Jeera prices experienced a decline of 1.42%, concluding at 21,870, as the new crop began to arrive in certain markets, with expectations of further supply increases from March onward. The market encountered pressure due to ample existing stocks and a relatively subdued export demand, as international buyers continue to exhibit caution and price sensitivity. Market participants observed that a significant portion of the existing export demand is being satisfied by current inventories, thereby constraining new purchasing interest.
Despite the decline, the downside seems somewhat constrained owing to reduced sowing this season and restricted arrivals in critical markets. In Gujarat, the area dedicated to cumin sowing has decreased by approximately 14.34% compared to the previous year, now totaling around 4.08 lakh hectares. Consequently, national production for 2026 is projected to be approximately 90–92 lakh bags, marking a substantial decline from the previous year’s output of roughly 1.10 crore bags.
Simultaneously, the emergence of reports regarding aphid infestation risks in certain regions of Rajasthan is contributing to a sense of caution among market participants. At the Unjha market, the volume of arrivals remains subdued, while higher-quality cumin consistently attracts premium pricing. The GST Council’s decision to reduce the GST rate to 5% is expected to provide additional support, potentially enhancing domestic consumption and exports, especially within the FMCG sector.
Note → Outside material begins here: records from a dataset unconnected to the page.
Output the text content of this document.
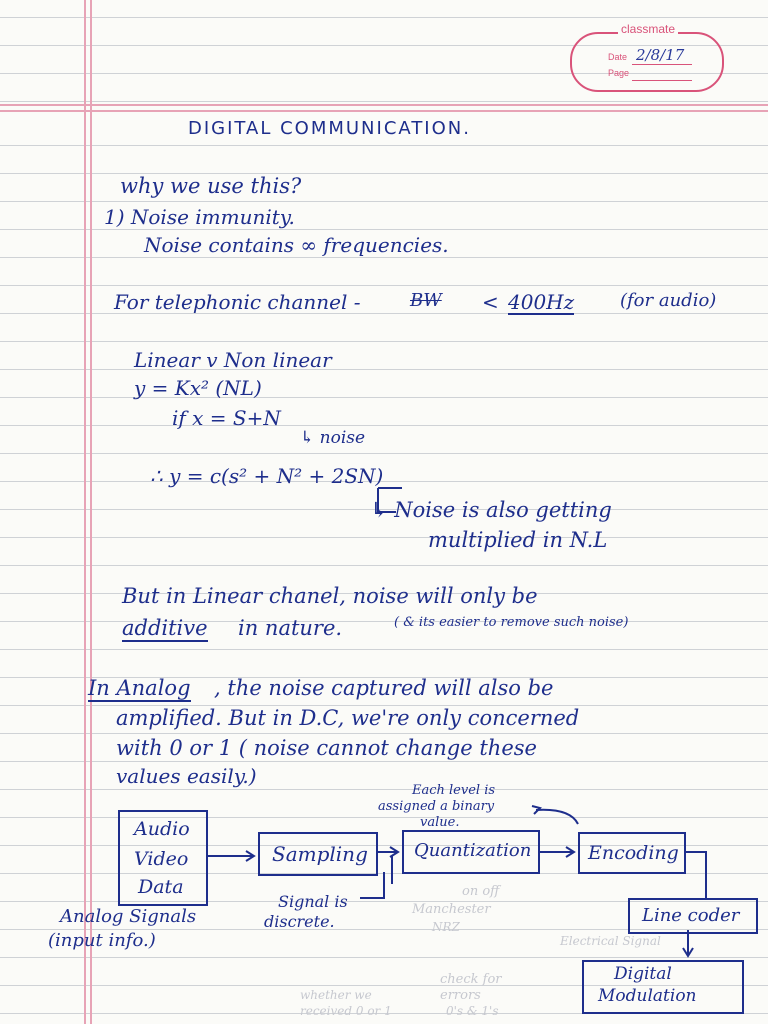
classmate
Date 2/8/17
Page
on off
Manchester
NRZ
Electrical Signal
check for
errors
whether we
received 0 or 1	0's & 1's
DIGITAL COMMUNICATION.
why we use this?
1) Noise immunity.
Noise contains ∞ frequencies.
For telephonic channel -	BW < 400Hz	(for audio)
Linear v Non linear
y = Kx² (NL)
if x = S+N
↳ noise
∴ y = c(s² + N² + 2SN)
↳ Noise is also getting
multiplied in N.L
But in Linear chanel, noise will only be
additive in nature.	( & its easier to remove such noise)
In Analog , the noise captured will also be
amplified. But in D.C, we're only concerned
with 0 or 1 ( noise cannot change these
values easily.)
Audio
Video
Data
Analog Signals
(input info.)
Sampling
Signal is
discrete.
Each level is
assigned a binary
value.
Quantization	Encoding
Line coder
Digital
Modulation
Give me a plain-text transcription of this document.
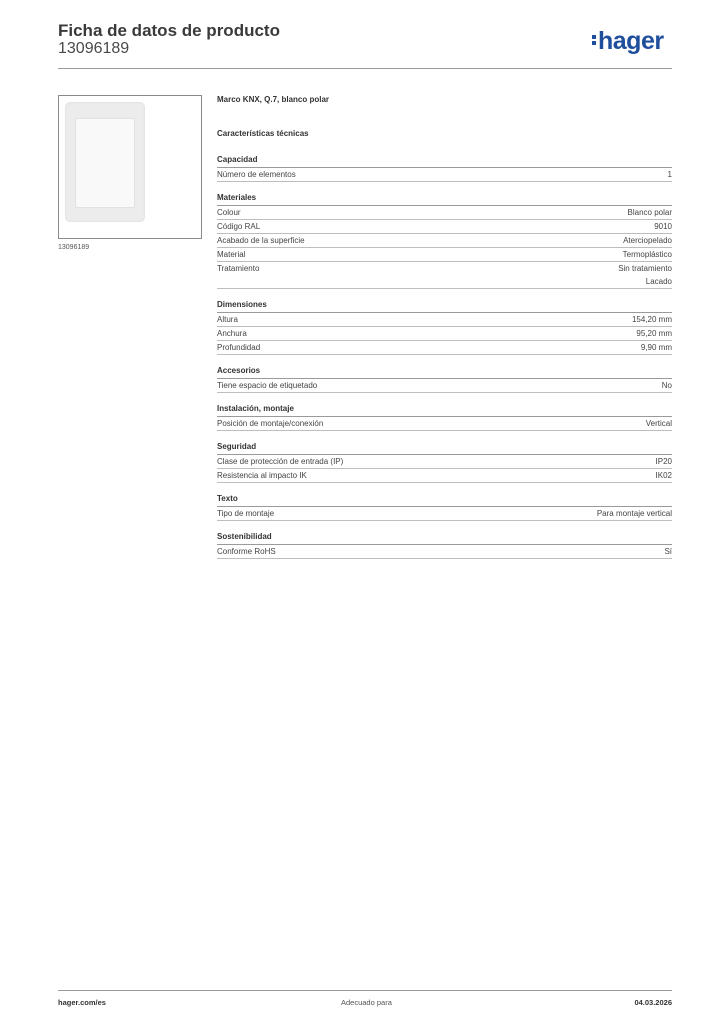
Ficha de datos de producto
13096189	hager
13096189
Marco KNX, Q.7, blanco polar
Características técnicas
Capacidad
Número de elementos	1
Materiales
Colour	Blanco polar
Código RAL	9010
Acabado de la superficie	Aterciopelado
Material	Termoplástico
Tratamiento	Sin tratamiento
Lacado
Dimensiones
Altura	154,20 mm
Anchura	95,20 mm
Profundidad	9,90 mm
Accesorios
Tiene espacio de etiquetado	No
Instalación, montaje
Posición de montaje/conexión	Vertical
Seguridad
Clase de protección de entrada (IP)	IP20
Resistencia al impacto IK	IK02
Texto
Tipo de montaje	Para montaje vertical
Sostenibilidad
Conforme RoHS	Sí
hager.com/es	Adecuado para	04.03.2026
From a technical perspective, the market is experiencing new selling pressure, as evidenced by a 14.32% increase in open interest to 3,234, alongside a price decline of Rs 315. Jeera exhibits immediate support at Rs 21,660; a breach below this level is expected to challenge the Rs 21,460 mark. On the upside, resistance is observed at Rs 22,210, and a movement beyond this threshold could propel prices toward Rs 22,560.